Séanos permitido detenernos un instante en el jeroglífico del Cuervo, puesto que oculta un punto importante de nuestra ciencia. Expresa, en efecto en la cocción del Rebis filosofal, el color negro, primera apariencia de la descomposición consecutiva a la mixtión perfecta de las materias del Huevo. Es, según los Filósofos, la señal segura del éxito futuro, el signo evidente de la preparación exacta del compuesto. El cuervo es, en cierto modo el sello canónico de la Obra, como la estrella es la firma del tema inicial.

Pero esta negrura que aguarda el artista, que éste espera con ansiedad y cuya aparición viene a colmar sus anhelos y lo llena de gozo, no se manifiesta únicamente en el curso de la cocción El pájaro negro aparece en diversas ocasiones, y esta frecuencia permite a los autores sembrar confusión en el orden de las operaciones.

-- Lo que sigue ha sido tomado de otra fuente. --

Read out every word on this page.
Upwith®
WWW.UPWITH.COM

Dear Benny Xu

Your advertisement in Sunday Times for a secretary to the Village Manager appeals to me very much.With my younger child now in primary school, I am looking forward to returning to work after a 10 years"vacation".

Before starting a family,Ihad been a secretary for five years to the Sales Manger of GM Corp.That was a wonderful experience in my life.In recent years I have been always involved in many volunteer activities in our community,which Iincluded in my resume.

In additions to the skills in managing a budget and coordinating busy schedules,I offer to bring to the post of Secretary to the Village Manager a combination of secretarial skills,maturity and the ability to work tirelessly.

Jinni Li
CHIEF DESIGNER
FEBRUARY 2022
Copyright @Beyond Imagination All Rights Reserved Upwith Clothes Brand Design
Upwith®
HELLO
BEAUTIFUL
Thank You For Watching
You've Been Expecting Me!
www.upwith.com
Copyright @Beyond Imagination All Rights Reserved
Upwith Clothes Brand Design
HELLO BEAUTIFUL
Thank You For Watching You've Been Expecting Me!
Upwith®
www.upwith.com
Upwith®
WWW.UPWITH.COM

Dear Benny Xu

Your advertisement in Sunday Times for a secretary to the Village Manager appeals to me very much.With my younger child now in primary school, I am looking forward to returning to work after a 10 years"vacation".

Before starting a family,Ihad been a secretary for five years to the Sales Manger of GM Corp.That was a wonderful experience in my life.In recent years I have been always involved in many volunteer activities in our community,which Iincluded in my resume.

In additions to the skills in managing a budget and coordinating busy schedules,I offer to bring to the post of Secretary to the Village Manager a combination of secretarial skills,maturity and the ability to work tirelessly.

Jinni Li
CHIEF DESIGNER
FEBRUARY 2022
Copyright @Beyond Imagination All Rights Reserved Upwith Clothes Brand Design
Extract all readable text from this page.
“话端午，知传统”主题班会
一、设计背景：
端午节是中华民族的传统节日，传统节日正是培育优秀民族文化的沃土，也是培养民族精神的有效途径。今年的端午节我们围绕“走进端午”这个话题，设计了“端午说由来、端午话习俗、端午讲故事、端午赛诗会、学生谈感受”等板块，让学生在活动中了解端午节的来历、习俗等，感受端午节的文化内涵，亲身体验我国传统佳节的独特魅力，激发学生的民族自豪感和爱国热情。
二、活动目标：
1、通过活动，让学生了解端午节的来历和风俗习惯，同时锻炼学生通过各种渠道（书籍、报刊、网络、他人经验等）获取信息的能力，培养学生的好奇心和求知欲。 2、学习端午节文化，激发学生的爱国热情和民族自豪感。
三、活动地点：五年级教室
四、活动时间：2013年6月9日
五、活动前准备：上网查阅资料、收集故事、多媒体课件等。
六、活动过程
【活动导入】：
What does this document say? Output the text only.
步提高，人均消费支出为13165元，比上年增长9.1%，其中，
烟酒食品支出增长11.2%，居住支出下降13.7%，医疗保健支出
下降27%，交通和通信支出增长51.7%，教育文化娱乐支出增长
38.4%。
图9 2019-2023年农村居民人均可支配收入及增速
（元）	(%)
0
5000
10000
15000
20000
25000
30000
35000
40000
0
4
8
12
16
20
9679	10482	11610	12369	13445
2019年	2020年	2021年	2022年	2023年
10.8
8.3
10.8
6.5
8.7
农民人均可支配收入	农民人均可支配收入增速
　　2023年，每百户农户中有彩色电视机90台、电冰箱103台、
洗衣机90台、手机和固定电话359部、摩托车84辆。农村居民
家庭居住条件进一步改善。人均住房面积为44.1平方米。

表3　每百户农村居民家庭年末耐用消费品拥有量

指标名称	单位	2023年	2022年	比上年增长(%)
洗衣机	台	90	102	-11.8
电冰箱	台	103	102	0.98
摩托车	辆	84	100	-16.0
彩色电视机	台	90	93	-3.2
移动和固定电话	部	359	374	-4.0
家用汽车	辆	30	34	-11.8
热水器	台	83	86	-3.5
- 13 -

Según Le Breton[52], «hay cuatro pufrefacciones en la Obra filosófica. La primera, en la primera separación; la segunda, en la primera conjunción; la tercera en la segunda conjunción, que se produce entre el agua pesada y su sal; por último, la cuarta, en la fijación del azufre. En cada una de estas putrefacciones se produce negrura».

Resultó, pues, fácil a nuestros viejos maestros cubrir el arcano con tupido velo, mezclando las cualidades específicas de las diversas sustancias, en el curso de las cuatro operaciones que producen el color negro. De esta manera, es muy laborioso separarlas y distinguir claramente lo que corresponde a cada una de ellas.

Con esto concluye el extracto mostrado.